Jim Geraghty of NRO seems to me to have the appropriately scolding tone for all this:

Carroll issues a coerced statement before she’s released, and some corners of the blogosphere erupt with a torrent of scathing hatred, declaring that Carroll “may as well just come right out and say she was a willing participant”, that she’s a “spoiled brat America-hater” and “she was anti-America when she went over there and I say the kidnapping was a put up deal from the get go.”

NRO being NRO, he points out that on the left side there was a bit of over-reaction to the over-reaction.

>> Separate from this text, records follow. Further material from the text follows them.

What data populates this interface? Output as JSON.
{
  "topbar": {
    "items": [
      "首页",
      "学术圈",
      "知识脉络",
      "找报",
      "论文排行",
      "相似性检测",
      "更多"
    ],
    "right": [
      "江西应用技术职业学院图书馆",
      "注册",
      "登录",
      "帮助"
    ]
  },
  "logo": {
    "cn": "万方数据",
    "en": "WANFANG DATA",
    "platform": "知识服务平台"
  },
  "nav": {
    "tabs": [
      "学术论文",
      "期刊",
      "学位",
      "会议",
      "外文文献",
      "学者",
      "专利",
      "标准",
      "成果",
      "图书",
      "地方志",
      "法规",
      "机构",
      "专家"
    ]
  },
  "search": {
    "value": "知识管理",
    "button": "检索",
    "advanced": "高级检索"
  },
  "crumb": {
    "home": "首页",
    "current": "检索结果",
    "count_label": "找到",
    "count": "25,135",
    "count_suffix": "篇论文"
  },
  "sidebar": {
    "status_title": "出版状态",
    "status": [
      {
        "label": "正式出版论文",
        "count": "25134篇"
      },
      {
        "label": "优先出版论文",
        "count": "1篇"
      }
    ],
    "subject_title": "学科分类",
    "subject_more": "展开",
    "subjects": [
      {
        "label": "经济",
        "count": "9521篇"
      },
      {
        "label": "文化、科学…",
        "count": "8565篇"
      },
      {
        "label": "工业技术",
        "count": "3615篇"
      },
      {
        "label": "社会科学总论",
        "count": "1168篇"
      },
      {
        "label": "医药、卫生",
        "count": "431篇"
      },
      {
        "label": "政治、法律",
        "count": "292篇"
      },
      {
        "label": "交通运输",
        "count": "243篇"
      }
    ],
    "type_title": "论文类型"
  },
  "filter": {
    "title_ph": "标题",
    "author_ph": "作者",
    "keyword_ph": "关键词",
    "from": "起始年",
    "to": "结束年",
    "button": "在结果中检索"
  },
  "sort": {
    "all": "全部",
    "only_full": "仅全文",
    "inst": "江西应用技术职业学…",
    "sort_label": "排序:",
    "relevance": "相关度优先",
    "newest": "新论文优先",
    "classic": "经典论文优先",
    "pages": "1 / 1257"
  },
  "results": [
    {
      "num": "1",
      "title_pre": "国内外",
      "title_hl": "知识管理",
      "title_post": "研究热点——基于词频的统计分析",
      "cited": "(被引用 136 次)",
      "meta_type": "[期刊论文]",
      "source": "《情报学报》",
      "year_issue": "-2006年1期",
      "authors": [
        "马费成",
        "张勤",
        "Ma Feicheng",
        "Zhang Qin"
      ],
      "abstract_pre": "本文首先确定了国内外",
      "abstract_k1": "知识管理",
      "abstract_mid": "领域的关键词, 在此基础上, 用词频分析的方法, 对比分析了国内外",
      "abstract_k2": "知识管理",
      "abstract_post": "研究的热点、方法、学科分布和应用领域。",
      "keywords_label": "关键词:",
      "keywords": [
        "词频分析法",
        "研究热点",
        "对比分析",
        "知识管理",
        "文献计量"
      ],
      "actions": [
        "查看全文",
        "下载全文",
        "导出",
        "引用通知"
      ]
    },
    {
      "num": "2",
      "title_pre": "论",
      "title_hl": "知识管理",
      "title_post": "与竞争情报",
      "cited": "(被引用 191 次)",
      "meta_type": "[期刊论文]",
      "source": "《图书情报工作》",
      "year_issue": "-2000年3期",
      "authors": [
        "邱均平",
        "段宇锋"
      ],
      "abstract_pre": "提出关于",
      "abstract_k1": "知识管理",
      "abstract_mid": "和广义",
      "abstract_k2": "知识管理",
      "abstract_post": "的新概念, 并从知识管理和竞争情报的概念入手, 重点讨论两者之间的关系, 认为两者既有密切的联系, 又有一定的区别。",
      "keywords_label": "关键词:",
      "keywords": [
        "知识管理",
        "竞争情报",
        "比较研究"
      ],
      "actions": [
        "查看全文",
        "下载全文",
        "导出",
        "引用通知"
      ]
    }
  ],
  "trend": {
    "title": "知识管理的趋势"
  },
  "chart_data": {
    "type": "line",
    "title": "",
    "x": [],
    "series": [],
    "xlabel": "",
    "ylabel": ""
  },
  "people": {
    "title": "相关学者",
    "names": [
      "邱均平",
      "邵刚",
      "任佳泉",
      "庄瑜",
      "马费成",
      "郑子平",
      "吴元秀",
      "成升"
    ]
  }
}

Speculations about Stockholm Syndrome do not automatically cast one as an insensitive reactionary lunatic.

And in the "so sad it's funny" category were those in the anti camp who, in the hours after the release of the videotape, beat their chests and scolded the war supporters for not accepting the "Truth" and the "Facts" of what Jill was saying on camera.

But the crime, this time, was overwhelmingly on the right/Iraq War-supporting side.

And it did damage to the case some of us have been trying to build that there are institutional, collective, archetypal biases in U.S. news reporting from Iraq that require readers/viewers to look beyond the mainstream coverage and take it with a grain of salt. That case is in the collateral damage ward today.

As Geraghty puts it:

The citizenry around the globe has the greatest mass communications tool in the history of the world, and this is what it’s led to?

Rip the MSM all you want, but I read this stuff and I begin to appreciate editors.

Well, since I'm one, I could say "thank you," but I don't feel like that right now.

Rightwing Nuthouse also strikes the right tone.